Can you clarify what you are asking?
If you mean: loan is £10,001, £9,999 is interest free and £2 is interest bearing then... no. Just, no. (Read s180 ITEPA.)
I am not a fan of charging "interest" after the event. DLA is o/d £5k in year 1, £11k in year 2, £5k in year 3. "Interest" is charged only in year 2, on the full £11k.
What sort of commercial loan behaves like that? Is the "interest" interest?
That said, you'll "get away with it" 99 times out of 100. (Although, like Lion, I think that an odd turn of phrase.)
Provided the interest is at least the statutory rate, neither the company nor the director is "getting away" with anything.
There is no benefit to declare. The director has paid more in interest than he would've done in tax had there been no benefit.
Admin procedures?
Er, you'll want a contemporaneously prepared agreement between debtor and creditor.
If a client is wavering I throw in 'contemporaneous' and it generally hooks them.
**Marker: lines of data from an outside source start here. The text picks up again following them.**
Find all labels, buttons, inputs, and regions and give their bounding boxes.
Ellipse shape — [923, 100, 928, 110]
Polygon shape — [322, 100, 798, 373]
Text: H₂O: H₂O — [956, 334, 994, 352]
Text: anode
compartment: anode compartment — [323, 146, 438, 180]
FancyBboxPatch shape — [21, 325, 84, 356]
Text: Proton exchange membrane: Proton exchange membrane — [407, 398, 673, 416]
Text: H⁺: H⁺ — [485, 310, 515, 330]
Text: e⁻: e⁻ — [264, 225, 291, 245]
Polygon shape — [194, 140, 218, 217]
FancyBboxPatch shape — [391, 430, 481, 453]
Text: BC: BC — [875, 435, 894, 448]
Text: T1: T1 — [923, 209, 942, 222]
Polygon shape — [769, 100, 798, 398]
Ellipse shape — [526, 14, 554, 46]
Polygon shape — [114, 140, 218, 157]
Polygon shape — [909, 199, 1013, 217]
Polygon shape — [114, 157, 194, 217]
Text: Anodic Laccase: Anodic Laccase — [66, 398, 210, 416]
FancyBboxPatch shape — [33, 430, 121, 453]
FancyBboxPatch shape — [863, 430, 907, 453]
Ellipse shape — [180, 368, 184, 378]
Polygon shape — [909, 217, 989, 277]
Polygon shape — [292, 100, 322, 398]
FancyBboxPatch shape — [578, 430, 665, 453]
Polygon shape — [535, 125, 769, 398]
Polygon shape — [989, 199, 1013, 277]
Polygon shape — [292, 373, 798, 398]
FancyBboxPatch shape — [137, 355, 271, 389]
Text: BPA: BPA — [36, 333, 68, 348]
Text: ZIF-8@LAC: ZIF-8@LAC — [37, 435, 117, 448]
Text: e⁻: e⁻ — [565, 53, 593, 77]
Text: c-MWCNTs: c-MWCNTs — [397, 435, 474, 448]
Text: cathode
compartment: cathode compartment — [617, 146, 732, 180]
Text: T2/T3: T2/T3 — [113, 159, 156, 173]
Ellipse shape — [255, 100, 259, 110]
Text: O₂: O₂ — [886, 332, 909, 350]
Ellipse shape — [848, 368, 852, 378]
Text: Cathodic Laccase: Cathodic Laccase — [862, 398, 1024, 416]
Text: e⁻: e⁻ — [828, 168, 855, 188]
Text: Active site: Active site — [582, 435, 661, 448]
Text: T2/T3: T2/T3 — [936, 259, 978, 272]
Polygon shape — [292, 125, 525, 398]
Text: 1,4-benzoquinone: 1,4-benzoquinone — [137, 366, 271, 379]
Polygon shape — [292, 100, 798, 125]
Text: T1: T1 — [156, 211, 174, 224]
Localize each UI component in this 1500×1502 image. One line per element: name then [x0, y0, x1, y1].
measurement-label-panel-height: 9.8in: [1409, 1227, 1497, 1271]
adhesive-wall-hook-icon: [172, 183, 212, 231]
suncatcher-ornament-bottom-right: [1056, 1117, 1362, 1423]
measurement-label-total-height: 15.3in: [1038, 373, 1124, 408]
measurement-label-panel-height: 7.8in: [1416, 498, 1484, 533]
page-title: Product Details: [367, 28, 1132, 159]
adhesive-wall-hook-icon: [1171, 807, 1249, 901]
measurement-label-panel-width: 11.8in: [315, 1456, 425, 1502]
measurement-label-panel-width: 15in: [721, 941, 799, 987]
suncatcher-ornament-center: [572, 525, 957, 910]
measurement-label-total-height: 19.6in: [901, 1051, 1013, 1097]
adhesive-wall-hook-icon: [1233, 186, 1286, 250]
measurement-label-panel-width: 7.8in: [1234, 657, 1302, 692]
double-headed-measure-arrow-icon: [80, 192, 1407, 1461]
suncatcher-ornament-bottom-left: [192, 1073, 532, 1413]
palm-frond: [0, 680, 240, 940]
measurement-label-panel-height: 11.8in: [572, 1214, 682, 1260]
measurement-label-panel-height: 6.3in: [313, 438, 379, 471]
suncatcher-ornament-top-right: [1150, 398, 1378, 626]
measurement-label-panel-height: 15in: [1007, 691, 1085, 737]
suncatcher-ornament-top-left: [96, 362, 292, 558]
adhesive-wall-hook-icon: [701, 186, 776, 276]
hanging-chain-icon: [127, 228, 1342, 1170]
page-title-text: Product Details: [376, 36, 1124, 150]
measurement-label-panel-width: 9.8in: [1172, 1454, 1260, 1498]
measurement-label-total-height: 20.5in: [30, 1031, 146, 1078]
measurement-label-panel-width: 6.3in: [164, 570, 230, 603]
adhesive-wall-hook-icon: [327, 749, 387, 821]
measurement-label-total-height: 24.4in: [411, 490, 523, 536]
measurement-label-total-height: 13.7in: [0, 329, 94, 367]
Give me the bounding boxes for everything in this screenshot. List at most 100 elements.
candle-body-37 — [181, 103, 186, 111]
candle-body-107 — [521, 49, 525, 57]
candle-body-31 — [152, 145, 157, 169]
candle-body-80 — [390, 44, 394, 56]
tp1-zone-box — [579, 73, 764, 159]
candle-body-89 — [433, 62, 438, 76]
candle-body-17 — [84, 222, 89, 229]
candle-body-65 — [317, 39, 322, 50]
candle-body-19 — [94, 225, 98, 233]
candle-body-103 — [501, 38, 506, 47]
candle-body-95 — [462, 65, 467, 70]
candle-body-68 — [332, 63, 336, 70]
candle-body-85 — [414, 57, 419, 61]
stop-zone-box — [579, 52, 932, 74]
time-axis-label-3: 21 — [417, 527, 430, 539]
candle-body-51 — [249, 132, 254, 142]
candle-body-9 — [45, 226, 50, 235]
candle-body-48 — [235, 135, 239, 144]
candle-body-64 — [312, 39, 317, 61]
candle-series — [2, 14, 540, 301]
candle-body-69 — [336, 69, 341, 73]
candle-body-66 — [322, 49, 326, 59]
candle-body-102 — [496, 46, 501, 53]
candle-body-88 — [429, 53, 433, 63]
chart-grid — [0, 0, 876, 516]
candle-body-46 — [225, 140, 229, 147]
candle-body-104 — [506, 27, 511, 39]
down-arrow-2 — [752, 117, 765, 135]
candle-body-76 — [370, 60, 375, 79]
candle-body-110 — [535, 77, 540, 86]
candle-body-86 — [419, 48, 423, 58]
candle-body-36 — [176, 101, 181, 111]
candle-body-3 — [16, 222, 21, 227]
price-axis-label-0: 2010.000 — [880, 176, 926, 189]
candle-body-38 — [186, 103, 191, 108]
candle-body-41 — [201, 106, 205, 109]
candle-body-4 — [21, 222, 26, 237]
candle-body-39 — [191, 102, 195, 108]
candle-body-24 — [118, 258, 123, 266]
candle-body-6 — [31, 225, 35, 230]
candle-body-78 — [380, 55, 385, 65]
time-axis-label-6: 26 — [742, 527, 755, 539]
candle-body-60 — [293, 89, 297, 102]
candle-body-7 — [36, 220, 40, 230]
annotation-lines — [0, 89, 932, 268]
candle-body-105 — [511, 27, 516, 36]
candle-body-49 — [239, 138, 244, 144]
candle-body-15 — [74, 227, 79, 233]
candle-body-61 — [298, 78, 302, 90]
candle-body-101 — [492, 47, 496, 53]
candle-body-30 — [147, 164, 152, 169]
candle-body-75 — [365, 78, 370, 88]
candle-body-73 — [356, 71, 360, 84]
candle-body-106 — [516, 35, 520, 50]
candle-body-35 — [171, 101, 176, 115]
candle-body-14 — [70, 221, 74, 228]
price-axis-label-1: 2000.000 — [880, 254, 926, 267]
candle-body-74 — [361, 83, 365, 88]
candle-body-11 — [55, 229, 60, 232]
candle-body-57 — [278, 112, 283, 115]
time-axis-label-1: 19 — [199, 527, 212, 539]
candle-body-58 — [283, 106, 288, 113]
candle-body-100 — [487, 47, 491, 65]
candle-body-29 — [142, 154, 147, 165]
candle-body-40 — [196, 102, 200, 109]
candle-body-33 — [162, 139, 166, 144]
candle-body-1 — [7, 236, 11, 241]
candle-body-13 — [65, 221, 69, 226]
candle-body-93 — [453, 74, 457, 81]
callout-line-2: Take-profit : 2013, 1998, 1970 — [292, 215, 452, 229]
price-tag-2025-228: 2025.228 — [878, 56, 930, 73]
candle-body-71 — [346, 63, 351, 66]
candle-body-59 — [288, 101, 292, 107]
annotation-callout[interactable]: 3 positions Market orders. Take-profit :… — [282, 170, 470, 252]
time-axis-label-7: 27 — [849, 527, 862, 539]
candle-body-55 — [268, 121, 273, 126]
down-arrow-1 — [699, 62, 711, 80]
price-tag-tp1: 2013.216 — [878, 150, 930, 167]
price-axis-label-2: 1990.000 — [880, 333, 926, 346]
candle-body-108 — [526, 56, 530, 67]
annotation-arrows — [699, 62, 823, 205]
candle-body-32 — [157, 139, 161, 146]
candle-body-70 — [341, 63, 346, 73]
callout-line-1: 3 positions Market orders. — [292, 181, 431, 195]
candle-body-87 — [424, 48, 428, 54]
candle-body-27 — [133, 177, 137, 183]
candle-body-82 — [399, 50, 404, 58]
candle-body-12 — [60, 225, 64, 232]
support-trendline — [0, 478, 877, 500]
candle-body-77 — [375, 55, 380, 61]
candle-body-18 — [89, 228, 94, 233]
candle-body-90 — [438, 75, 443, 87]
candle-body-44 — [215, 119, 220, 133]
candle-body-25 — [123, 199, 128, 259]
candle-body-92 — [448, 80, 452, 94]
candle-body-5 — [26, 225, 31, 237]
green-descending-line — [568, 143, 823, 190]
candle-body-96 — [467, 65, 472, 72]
After all, what kind of idiot would use a word like that if they didn't know what they were talking about?
I'm not sure why an OMB would want to charge its director interest.
It's just retains funds in the company which the director probably reckons will be better in his pocket anyway.
Plus these are generally trivial amounts we're talking about.
I would guess that it's wholly and, possibly, belatedly an attempt to avoid preparing and filing a P11D and P11D(b).